The changeover to the Doelen concert hall, a few kilometres to the north on the other side of the River Maas, could not have been greater. This was an out-and-out Christmas programme, with old and new Christmas music by Praetorius and Rutter, with the hall full to bursting: the first evening was open to the general public and the second to the many invited guests attending Rotterdam mayor Opstelten’s farewell concert.

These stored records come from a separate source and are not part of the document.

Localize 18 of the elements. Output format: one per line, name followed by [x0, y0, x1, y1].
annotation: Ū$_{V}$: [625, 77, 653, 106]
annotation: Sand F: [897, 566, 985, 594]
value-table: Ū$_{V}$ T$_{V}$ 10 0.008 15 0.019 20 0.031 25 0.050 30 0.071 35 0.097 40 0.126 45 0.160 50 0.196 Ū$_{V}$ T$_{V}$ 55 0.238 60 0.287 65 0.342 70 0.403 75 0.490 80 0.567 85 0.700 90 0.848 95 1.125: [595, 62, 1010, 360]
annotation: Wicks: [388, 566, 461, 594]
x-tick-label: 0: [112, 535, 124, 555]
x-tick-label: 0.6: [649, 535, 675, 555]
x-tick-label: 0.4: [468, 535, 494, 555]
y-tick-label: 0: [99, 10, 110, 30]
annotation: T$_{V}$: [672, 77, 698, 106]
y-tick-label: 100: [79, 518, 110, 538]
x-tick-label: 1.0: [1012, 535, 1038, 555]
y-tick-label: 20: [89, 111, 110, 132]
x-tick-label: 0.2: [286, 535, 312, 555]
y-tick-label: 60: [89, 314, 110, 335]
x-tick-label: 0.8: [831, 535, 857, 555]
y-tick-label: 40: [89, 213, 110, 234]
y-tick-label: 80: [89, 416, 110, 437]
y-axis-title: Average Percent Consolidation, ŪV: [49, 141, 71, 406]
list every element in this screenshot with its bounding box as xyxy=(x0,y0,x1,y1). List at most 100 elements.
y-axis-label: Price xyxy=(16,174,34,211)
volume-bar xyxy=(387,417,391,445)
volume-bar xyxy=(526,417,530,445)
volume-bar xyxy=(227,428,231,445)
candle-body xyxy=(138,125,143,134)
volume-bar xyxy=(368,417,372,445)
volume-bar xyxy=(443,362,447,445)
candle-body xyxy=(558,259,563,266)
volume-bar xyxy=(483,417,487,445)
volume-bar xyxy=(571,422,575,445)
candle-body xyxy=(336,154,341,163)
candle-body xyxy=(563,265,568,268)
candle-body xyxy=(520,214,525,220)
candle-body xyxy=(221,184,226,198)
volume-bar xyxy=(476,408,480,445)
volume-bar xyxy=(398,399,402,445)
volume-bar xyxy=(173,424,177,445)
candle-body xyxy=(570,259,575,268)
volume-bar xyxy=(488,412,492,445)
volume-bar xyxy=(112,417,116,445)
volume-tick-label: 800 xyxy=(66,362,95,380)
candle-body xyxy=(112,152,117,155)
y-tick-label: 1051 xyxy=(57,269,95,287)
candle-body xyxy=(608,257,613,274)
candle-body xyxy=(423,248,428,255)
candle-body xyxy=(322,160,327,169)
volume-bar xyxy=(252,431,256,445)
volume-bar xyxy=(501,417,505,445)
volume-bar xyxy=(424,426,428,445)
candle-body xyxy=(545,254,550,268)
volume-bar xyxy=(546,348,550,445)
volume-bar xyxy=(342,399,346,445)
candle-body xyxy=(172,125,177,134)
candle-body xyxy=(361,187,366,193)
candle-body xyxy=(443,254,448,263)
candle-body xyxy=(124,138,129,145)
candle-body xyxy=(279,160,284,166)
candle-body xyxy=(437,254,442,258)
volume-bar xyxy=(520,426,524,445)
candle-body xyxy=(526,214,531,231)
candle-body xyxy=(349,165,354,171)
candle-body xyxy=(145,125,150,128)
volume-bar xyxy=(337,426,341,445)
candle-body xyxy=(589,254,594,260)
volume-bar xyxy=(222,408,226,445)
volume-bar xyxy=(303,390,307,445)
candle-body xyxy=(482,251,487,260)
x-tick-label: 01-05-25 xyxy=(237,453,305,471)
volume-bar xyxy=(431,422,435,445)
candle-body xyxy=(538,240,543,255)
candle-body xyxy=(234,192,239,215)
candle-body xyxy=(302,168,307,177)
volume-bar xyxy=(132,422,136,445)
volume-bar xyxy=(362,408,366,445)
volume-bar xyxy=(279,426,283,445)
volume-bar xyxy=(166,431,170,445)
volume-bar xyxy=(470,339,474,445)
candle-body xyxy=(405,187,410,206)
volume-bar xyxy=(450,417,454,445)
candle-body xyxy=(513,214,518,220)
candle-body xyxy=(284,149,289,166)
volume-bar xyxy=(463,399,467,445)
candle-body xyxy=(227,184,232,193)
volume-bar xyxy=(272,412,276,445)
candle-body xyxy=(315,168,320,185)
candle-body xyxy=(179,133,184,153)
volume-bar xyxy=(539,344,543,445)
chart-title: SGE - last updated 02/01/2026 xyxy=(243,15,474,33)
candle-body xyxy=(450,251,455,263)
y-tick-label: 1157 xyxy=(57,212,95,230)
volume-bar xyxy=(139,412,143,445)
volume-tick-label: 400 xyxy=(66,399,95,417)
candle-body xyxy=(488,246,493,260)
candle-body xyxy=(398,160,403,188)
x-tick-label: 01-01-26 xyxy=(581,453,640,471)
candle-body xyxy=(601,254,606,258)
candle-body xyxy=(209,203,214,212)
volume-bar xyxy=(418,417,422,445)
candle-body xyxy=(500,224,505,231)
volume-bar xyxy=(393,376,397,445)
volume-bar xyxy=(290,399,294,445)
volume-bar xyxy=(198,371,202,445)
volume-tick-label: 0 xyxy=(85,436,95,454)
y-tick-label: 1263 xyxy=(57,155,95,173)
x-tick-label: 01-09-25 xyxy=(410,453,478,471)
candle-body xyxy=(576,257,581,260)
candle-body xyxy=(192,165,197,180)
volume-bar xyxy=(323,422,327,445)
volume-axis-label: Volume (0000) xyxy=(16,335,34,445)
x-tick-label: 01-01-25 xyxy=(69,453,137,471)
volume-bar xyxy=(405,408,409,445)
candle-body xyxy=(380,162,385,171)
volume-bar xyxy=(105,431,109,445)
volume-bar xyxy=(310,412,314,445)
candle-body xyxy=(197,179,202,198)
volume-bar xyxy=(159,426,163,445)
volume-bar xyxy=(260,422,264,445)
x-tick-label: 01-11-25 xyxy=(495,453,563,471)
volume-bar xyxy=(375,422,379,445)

And with curtain calls for the choir!

At the start of the new year the same concert hall was somewhat less full but no less enthusiastic during yet another striking double bill, with before the interval Mozart’s enduringly beautiful swan song – his Requiem – with the NKK, and after the interval the Symphony of Psalms by Stravinsky, with a more than 80-strong Nederlands Concertkoor (and not with the NKK, as, strangely enough, one reviewer thought he had observed....) Frans Brüggen proved capable of bringing the two works surprisingly close together, both clearly delineated, full of contrast, like an earthly song of praise to eternity.

And finally back to Haydn, this time together with the Nederlands Kamerorkest and conductor Paul McCreesh in the Amsterdam Concertgebouw. Both choir and audience enjoyed themselves – even if with Haydn, as the Volkskrant wrote,
heaven doesn’t open till rather late on (as opposed to the situation with Bach, according to the reviewer.) The Nederlands Kamerkoor once again provided the jubilation to this heavenly music.